Many times over the years, our other friends scratched their heads over our friendship. Interestingly, both sets mostly focused on the disparity in our education. I know a lot of PhDs who have no sense, no compassion, no people skills. I wouldn't have traded Dedi and her high school education for a truckload of them. I didn't give a fig for her education: she was funny, smart, curious, compassionate, and fiercely loyal. No one ever had a truer friend, or one with a bigger heart, or a greater knack for saying exactly the right thing at the right time, even if it didn't seem like the obvious right thing. (I once shared an epiphany about my family with her, something I felt I would have to defend and explain, and her immediate response was "Well, duh!" It was perfect... One thing we did share was a snarky and sarcastic sense of humor...) Sometimes she leaned on me, and sometimes I leaned on her, and neither of us kept score.

I learned an enormous amount from her about parenting, about interacting with the world, about self confidence, about life in general. Our friendship transformed me.
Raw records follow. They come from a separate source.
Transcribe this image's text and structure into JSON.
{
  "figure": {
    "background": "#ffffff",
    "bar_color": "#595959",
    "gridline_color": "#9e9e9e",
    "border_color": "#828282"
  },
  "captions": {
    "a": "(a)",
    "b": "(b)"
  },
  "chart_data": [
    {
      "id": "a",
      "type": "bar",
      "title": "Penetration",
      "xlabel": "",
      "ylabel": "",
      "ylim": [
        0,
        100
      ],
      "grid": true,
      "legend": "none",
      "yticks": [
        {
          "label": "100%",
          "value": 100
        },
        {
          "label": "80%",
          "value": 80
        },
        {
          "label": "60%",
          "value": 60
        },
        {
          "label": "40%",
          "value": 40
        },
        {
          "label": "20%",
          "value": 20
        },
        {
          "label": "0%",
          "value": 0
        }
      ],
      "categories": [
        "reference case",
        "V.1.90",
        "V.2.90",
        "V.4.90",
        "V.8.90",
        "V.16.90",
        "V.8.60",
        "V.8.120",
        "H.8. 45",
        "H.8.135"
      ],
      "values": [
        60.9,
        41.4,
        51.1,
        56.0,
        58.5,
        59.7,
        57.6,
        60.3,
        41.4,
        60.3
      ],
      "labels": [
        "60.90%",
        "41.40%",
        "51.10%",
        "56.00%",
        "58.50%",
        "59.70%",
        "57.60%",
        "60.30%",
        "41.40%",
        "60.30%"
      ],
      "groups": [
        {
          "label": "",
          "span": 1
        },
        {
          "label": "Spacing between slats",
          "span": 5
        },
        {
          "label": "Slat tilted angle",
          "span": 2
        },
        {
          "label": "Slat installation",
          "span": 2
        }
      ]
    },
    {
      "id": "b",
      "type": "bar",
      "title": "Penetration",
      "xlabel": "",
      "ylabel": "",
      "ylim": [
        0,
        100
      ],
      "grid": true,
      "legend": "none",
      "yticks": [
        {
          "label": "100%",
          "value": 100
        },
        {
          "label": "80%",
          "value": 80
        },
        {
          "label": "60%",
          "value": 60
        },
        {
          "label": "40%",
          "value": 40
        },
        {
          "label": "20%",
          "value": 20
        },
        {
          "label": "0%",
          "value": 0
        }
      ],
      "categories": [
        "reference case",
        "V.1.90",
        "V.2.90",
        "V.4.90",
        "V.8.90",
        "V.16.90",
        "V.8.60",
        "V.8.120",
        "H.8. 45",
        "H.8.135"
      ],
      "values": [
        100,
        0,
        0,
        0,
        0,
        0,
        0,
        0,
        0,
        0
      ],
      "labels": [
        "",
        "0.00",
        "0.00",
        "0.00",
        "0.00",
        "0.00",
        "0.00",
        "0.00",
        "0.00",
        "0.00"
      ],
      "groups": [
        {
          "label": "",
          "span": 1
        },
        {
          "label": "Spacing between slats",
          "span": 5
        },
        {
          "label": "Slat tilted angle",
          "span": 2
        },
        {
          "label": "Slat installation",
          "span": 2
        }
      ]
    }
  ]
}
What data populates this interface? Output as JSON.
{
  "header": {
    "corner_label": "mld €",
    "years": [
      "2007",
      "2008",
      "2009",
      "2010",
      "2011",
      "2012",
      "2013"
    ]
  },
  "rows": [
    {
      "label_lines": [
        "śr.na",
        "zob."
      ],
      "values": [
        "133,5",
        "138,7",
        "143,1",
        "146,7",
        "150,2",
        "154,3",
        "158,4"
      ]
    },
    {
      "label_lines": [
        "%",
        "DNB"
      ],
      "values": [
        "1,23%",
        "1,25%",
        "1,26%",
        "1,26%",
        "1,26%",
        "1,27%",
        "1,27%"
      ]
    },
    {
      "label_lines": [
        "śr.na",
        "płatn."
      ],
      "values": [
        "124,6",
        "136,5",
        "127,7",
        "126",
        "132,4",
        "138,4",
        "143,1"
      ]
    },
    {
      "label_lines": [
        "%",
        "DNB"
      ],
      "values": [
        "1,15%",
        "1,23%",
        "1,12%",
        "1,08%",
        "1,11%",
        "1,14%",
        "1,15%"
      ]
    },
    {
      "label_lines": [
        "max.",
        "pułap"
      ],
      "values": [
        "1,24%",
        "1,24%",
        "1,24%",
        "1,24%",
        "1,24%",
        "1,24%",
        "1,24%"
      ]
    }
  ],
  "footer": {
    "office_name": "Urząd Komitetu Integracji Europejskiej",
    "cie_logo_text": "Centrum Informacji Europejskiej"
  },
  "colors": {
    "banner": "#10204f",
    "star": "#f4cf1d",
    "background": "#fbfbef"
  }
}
I still reach for the phone when I have a thorny how-should-I-deal-with-this problem, only now, I can no longer ask her, I can only think "What would Dedi do?"

I am so grateful for the 22 years of our friendship. We shared countless meals, trips to the beach, movies, everything. She was my matron of honor when I got married, my unofficial doula at the births of both Rapunzel and The Nerd, and The Nerd's godmother. And it was not enough: I wanted to lunch with her in our retirement, admire her grandbabies and brag on mine. I would love to have chewed on the issues that vex me and vex our world with her. But  that was not to be, and I still mourn the loss of that.

She herself summed up our relationship when Rapunzel was born. One of the labor and delivery nurses asked her if we were sisters. Her response? "In every way but blood." Rest in peace my sister. I miss you still.